Mais adiante, Moraes sugeriu que Temer poderia não escolher o primeiro da lista tríplice na definição do futuro Procurador-Geral da República. Foi desmentido, mas ficou no ar a tentativa de incluir na escolha do chefe do Ministério Público critérios que não sigam a tradição republicana utilizada recentemente.
Agora, surge a gravação do ex-ministro do Planejamento Romero Jucá com o ex-senador Sérgio Machado, revelando um desejo de organizar uma grande concertação para delimitar a ação da Lava-Jato e “parar essa sangria”. Como o PT e o PMDB são os grandes cúmplices na partilha da corrupção na Petrobras, sempre houve a desconfiança de que, chegando ao governo, o PMDB tentasse controlar as investigações.
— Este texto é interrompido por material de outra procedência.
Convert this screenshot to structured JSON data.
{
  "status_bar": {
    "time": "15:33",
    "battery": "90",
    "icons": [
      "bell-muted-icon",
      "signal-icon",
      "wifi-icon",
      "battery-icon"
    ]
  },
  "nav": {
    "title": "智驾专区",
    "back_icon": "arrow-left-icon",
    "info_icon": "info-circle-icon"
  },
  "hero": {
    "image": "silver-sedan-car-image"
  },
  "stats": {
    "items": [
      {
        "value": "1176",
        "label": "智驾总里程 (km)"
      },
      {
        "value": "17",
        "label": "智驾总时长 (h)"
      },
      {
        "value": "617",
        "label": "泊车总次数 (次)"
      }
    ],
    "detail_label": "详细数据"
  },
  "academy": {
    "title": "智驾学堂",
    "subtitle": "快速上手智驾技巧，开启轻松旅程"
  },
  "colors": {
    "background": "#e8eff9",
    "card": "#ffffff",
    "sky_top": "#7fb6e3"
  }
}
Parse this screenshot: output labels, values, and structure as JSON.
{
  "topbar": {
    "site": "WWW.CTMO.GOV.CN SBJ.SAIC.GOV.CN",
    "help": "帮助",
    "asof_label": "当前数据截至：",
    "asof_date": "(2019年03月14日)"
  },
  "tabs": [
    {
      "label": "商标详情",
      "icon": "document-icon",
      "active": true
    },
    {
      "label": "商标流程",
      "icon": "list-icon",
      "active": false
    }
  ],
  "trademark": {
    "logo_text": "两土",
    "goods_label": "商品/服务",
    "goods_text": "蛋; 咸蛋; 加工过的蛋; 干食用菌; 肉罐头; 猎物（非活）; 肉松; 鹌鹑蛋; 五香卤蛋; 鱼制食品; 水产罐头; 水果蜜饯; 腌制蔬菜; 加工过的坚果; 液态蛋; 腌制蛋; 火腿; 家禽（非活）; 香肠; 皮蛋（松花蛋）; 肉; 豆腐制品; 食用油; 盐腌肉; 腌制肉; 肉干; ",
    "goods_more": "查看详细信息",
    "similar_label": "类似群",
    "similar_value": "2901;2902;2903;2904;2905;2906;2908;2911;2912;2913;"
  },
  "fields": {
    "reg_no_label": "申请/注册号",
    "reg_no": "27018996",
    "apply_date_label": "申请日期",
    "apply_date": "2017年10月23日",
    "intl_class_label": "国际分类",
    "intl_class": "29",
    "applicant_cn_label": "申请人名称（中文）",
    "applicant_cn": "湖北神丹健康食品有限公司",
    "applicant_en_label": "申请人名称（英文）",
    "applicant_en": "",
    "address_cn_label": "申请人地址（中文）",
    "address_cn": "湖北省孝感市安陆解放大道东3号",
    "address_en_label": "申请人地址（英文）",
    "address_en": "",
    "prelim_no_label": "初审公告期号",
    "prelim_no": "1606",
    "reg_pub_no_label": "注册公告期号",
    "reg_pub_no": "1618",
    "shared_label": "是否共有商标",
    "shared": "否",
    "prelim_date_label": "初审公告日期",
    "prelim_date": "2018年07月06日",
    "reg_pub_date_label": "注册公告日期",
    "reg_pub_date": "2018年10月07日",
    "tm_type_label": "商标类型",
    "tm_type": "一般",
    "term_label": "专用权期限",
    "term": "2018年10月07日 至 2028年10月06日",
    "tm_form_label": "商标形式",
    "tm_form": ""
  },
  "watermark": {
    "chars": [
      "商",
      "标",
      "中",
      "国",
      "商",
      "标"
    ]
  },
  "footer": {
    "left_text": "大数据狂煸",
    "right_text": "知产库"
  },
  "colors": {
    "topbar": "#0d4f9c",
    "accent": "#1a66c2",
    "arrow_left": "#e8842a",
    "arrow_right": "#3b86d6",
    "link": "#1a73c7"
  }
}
Foi de que o PT acusou o antigo cúmplice, e agora, com a revelação do diálogo entre dois peemedebista de escol – Sérgio Machado foi o homem de Renan Calheiros na Transpetro durante uma dezena de anos -, vem o PT à público reafirmar que o “golpe” está revelado, o impeachment só serviu de pretexto para paralisar a Lava-Jato.
De fato, parece que todos os envolvidos querem, de uma maneira ou de outra, "delimitar" as investigações. Foram encontrados em diversos computadores de empresários presos indícios de tentativa de desacreditar a Lava-Jato. Os petistas fingem esquecer que há conversas gravadas com autorização judicial em que o ex-presidente Lula critica a tentativa da Polícia Federal de buscar “autonomia" e diz que os procuradores da República acham que "são enviados de Deus".
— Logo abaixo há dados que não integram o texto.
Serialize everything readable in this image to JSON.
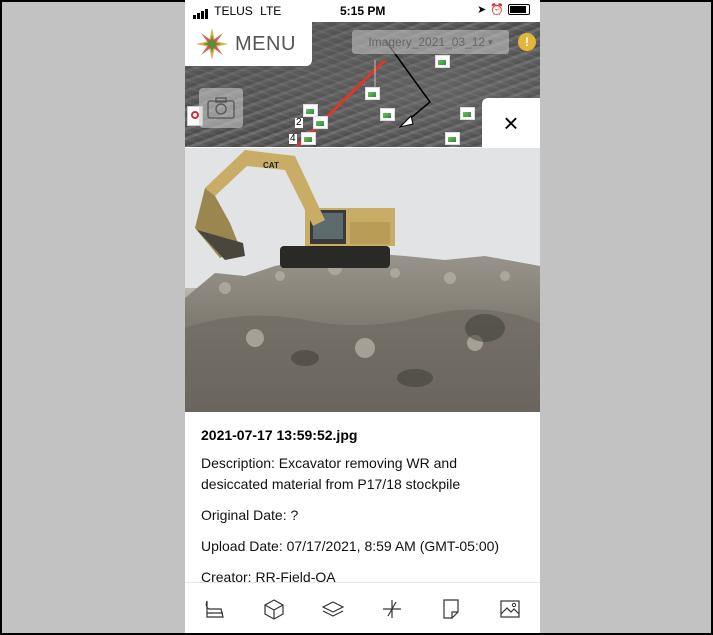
{
  "status_bar": {
    "carrier": "TELUS",
    "network": "LTE",
    "time": "5:15 PM"
  },
  "header": {
    "menu_label": "MENU"
  },
  "map": {
    "imagery_selector": "Imagery_2021_03_12",
    "warning_badge": "!",
    "pin_labels": [
      "2",
      "4"
    ],
    "path_color": "#e0352b"
  },
  "close_label": "×",
  "photo": {
    "file_name": "2021-07-17 13:59:52.jpg",
    "description": "Description: Excavator removing WR and desiccated material from P17/18 stockpile",
    "original_date": "Original Date: ?",
    "upload_date": "Upload Date: 07/17/2021, 8:59 AM (GMT-05:00)",
    "creator": "Creator: RR-Field-QA"
  },
  "toolbar": {
    "items": [
      "measure-icon",
      "cube-icon",
      "layers-icon",
      "coordinate-icon",
      "note-icon",
      "image-icon"
    ]
  },
  "colors": {
    "accent_yellow": "#d9b44a",
    "background_gray": "#c2c2c2"
  }
}
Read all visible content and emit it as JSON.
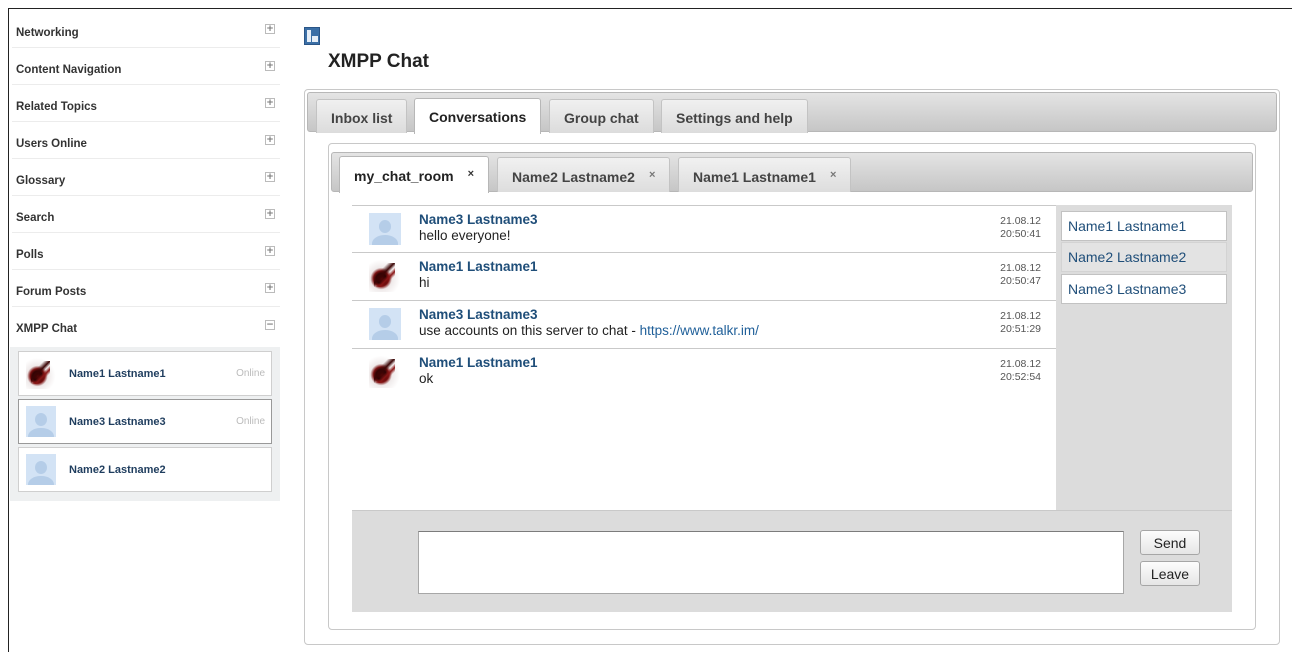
{
  "sidebar": {
    "blocks": [
      {
        "title": "Networking",
        "toggle": "+"
      },
      {
        "title": "Content Navigation",
        "toggle": "+"
      },
      {
        "title": "Related Topics",
        "toggle": "+"
      },
      {
        "title": "Users Online",
        "toggle": "+"
      },
      {
        "title": "Glossary",
        "toggle": "+"
      },
      {
        "title": "Search",
        "toggle": "+"
      },
      {
        "title": "Polls",
        "toggle": "+"
      },
      {
        "title": "Forum Posts",
        "toggle": "+"
      },
      {
        "title": "XMPP Chat",
        "toggle": "−"
      }
    ],
    "contacts": [
      {
        "name": "Name1 Lastname1",
        "status": "Online",
        "avatar": "art-avatar"
      },
      {
        "name": "Name3 Lastname3",
        "status": "Online",
        "avatar": "default-avatar"
      },
      {
        "name": "Name2 Lastname2",
        "status": "",
        "avatar": "default-avatar"
      }
    ]
  },
  "page": {
    "title": "XMPP Chat",
    "icon": "panel-icon"
  },
  "tabs": [
    "Inbox list",
    "Conversations",
    "Group chat",
    "Settings and help"
  ],
  "active_tab": "Conversations",
  "conversation_tabs": [
    {
      "label": "my_chat_room",
      "close": "×"
    },
    {
      "label": "Name2 Lastname2",
      "close": "×"
    },
    {
      "label": "Name1 Lastname1",
      "close": "×"
    }
  ],
  "active_conversation": "my_chat_room",
  "messages": [
    {
      "author": "Name3 Lastname3",
      "text": "hello everyone!",
      "link": "",
      "date": "21.08.12",
      "time": "20:50:41",
      "avatar": "default-avatar"
    },
    {
      "author": "Name1 Lastname1",
      "text": "hi",
      "link": "",
      "date": "21.08.12",
      "time": "20:50:47",
      "avatar": "art-avatar"
    },
    {
      "author": "Name3 Lastname3",
      "text": "use accounts on this server to chat - ",
      "link": "https://www.talkr.im/",
      "date": "21.08.12",
      "time": "20:51:29",
      "avatar": "default-avatar"
    },
    {
      "author": "Name1 Lastname1",
      "text": "ok",
      "link": "",
      "date": "21.08.12",
      "time": "20:52:54",
      "avatar": "art-avatar"
    }
  ],
  "occupants": [
    "Name1 Lastname1",
    "Name2 Lastname2",
    "Name3 Lastname3"
  ],
  "compose": {
    "message_value": "",
    "send_label": "Send",
    "leave_label": "Leave"
  },
  "colors": {
    "link": "#1f4e79",
    "tabbar": "#d0d0d0",
    "compose_bg": "#dcdcdc"
  }
}
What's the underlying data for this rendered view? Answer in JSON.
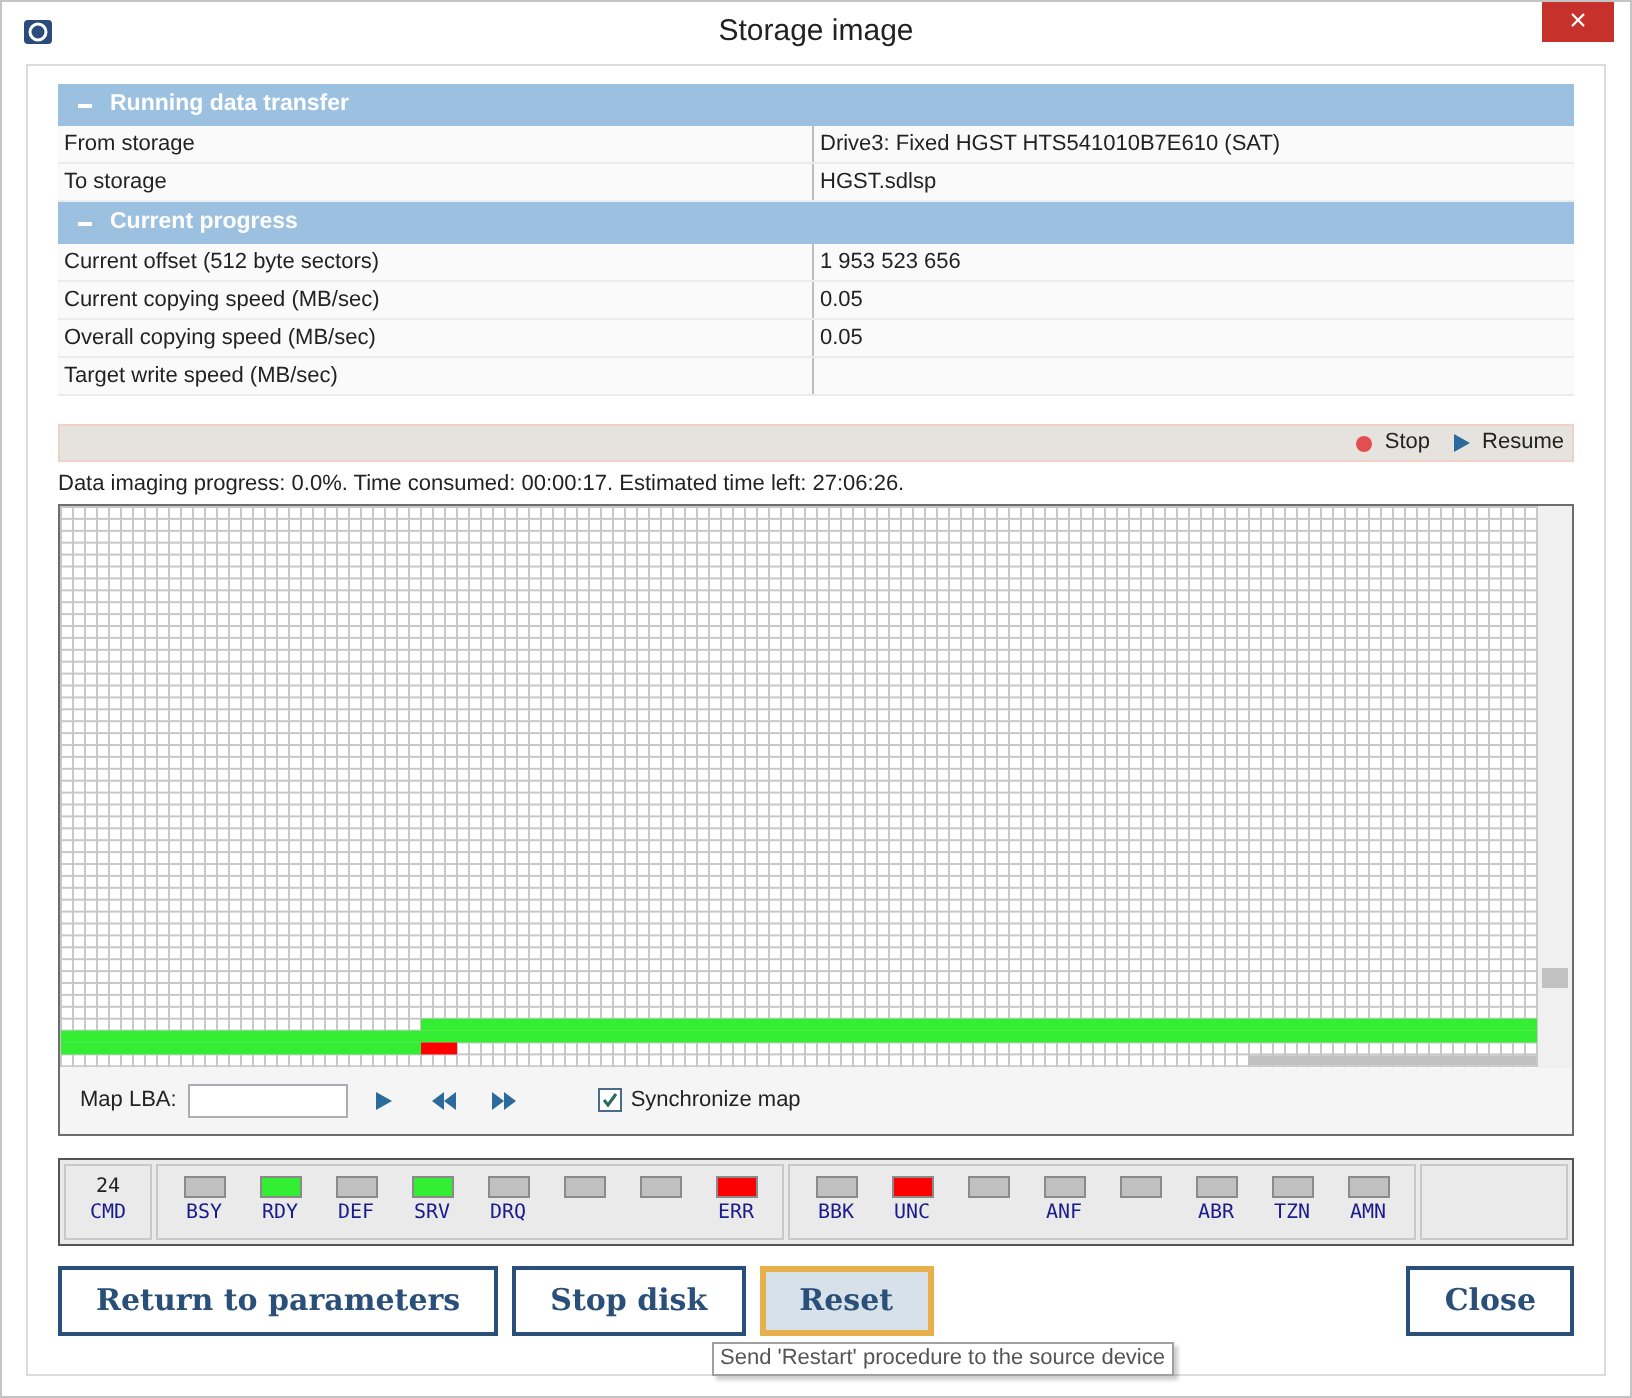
{
  "window": {
    "title": "Storage image",
    "close": "×"
  },
  "sections": [
    {
      "title": "Running data transfer",
      "expanded": true,
      "rows": [
        {
          "label": "From storage",
          "value": "Drive3: Fixed HGST HTS541010B7E610 (SAT)"
        },
        {
          "label": "To storage",
          "value": "HGST.sdlsp"
        }
      ]
    },
    {
      "title": "Current progress",
      "expanded": true,
      "rows": [
        {
          "label": "Current offset (512 byte sectors)",
          "value": "1 953 523 656"
        },
        {
          "label": "Current copying speed (MB/sec)",
          "value": "0.05"
        },
        {
          "label": "Overall copying speed (MB/sec)",
          "value": "0.05"
        },
        {
          "label": "Target write speed (MB/sec)"
        }
      ]
    }
  ],
  "toolbar": [
    "Stop",
    "Resume"
  ],
  "progress_text": "Data imaging progress: 0.0%. Time consumed: 00:00:17. Estimated time left: 27:06:26.",
  "map_controls": {
    "label": "Map LBA:",
    "sync": {
      "label": "Synchronize map",
      "checked": true
    }
  },
  "cmd": {
    "value": "24",
    "label": "CMD"
  },
  "registers": [
    [
      {
        "label": "BSY",
        "color": "#c0c0c0"
      },
      {
        "label": "RDY",
        "color": "#33ee33"
      },
      {
        "label": "DEF",
        "color": "#c0c0c0"
      },
      {
        "label": "SRV",
        "color": "#33ee33"
      },
      {
        "label": "DRQ",
        "color": "#c0c0c0"
      },
      {
        "color": "#c0c0c0"
      },
      {
        "color": "#c0c0c0"
      },
      {
        "label": "ERR",
        "color": "#ff0000"
      }
    ],
    [
      {
        "label": "BBK",
        "color": "#c0c0c0"
      },
      {
        "label": "UNC",
        "color": "#ff0000"
      },
      {
        "color": "#c0c0c0"
      },
      {
        "label": "ANF",
        "color": "#c0c0c0"
      },
      {
        "color": "#c0c0c0"
      },
      {
        "label": "ABR",
        "color": "#c0c0c0"
      },
      {
        "label": "TZN",
        "color": "#c0c0c0"
      },
      {
        "label": "AMN",
        "color": "#c0c0c0"
      }
    ]
  ],
  "buttons": [
    {
      "label": "Return to parameters",
      "selected": false
    },
    {
      "label": "Stop disk",
      "selected": false
    },
    {
      "label": "Reset",
      "selected": true
    }
  ],
  "close_button": "Close",
  "tooltip": "Send 'Restart' procedure to the source device"
}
Em uma conversa com o senador petista Lindbergh Farias, o ex-presidente Lula diz a certa altura: “O problema é que nós temos que nos fazer respeitar. Um delegado não pode desrespeitar um político, um senador ou um deputado! Sabe? Não tem sentido! Um cara do Ministério Público tem que respeitar! Todo mundo quer autonomia”.
Com o prefeito do Rio de Janeiro, Eduardo Paes, Lula diz que "esses meninos da Polícia Federal e esses meninos do Ministério Público […] se sentem enviados de Deus”, o que classifica de “uma coisa absurda”. Lula se diz, na conversa, “a chance que esse país tem de brigar com eles pra tentar colocá-los no seu devido lugar. Ou seja, nós criamos instituições sérias, mas tem que ter limites, tem que ter regras”.
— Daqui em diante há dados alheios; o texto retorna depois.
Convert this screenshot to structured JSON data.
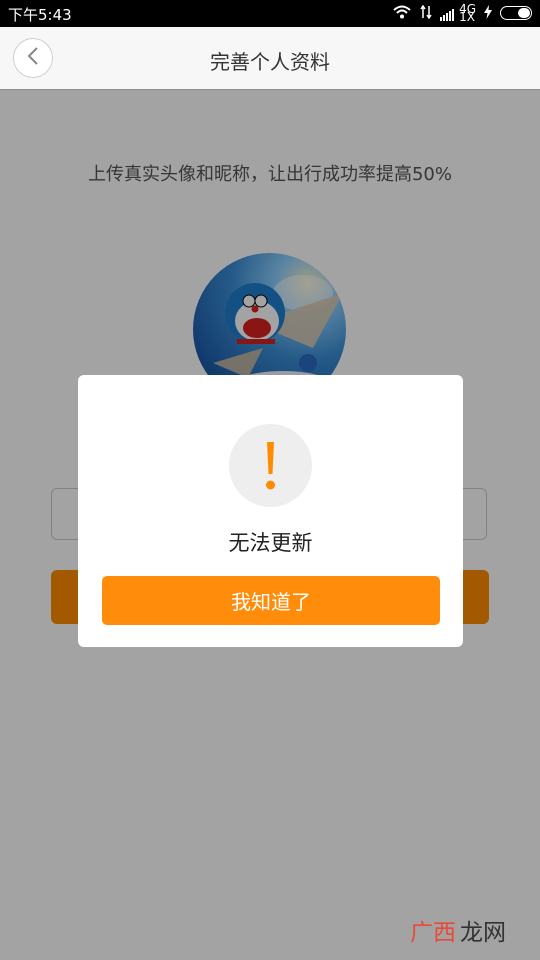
{
  "status_bar": {
    "time": "下午5:43",
    "network_label": "4G",
    "signal_label": "1X"
  },
  "header": {
    "title": "完善个人资料",
    "back_icon": "chevron-left-icon"
  },
  "main": {
    "hint": "上传真实头像和昵称，让出行成功率提高50%",
    "avatar_icon": "cartoon-avatar-image"
  },
  "dialog": {
    "icon": "exclamation-icon",
    "message": "无法更新",
    "confirm_label": "我知道了"
  },
  "watermark": {
    "text": "广西龙网"
  },
  "colors": {
    "accent": "#ff8c00",
    "overlay": "#000000",
    "dialog_bg": "#ffffff"
  }
}
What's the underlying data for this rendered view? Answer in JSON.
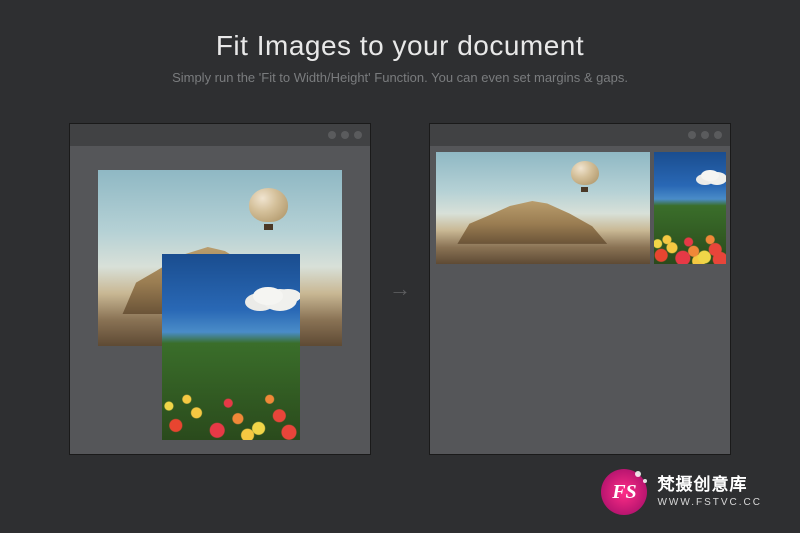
{
  "header": {
    "title": "Fit Images to your document",
    "subtitle": "Simply run the 'Fit to Width/Height' Function. You can even set margins & gaps."
  },
  "arrow": "→",
  "panels": {
    "left": {
      "images": [
        {
          "name": "balloon-landscape",
          "desc": "Hot air balloon over desert mountain"
        },
        {
          "name": "tulip-field",
          "desc": "Colorful tulip field under blue sky"
        }
      ]
    },
    "right": {
      "images": [
        {
          "name": "balloon-landscape",
          "desc": "Hot air balloon over desert mountain (fitted)"
        },
        {
          "name": "tulip-field",
          "desc": "Tulip field (fitted)"
        }
      ]
    }
  },
  "watermark": {
    "badge": "FS",
    "brand_cn": "梵摄创意库",
    "url": "WWW.FSTVC.CC"
  },
  "colors": {
    "background": "#2e2f31",
    "panel": "#555659",
    "titlebar": "#414244",
    "accent": "#ff2d87"
  }
}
À exemplo de Jucá, Lula também queria delimitar o trabalho do Ministério Público e da Polícia Federal. E, por fim, mas não menos importante, a presidente afastada está sendo investigada por obstrução da Justiça, de acordo com a delação premiada do ex-senador Delcídio do Amaral.
Dilma pediu que seu então líder no Senado tivesse uma conversa com o candidato a ministro do Superior Tribunal de Justiça (STJ) Marcelo Navarro Ribeiro Dantas para que ele se comprometesse a soltar alguns presos da Lava-Jato ligados às empreiteiras Odebrecht e Andrade Gutierrez, entre eles o presidente Marcelo Odebrecht.
Em julgamentos de habeas corpus na 5ª Turma do STJ, onde Ribeiro Dantas foi relator dos processos relacionados à Lava Jato, ele votou pela liberdade em cinco casos, e foi derrotado.
Como se vê, só a sociedade quer o sucesso da Operação Lava-Jato, pois vê nela a saída para uma reorganização do esquema político-partidário que comanda esse presidencialismo de coalizão que se arruinou ao longo do tempo pela corrupção.
Se o presidente Michel Temer não entender isso, ou não tiver condições políticas de entender, vai ser tragado pelos acontecimentos, o que não quer dizer que o grupo político afastado do poder deva ser absolvido.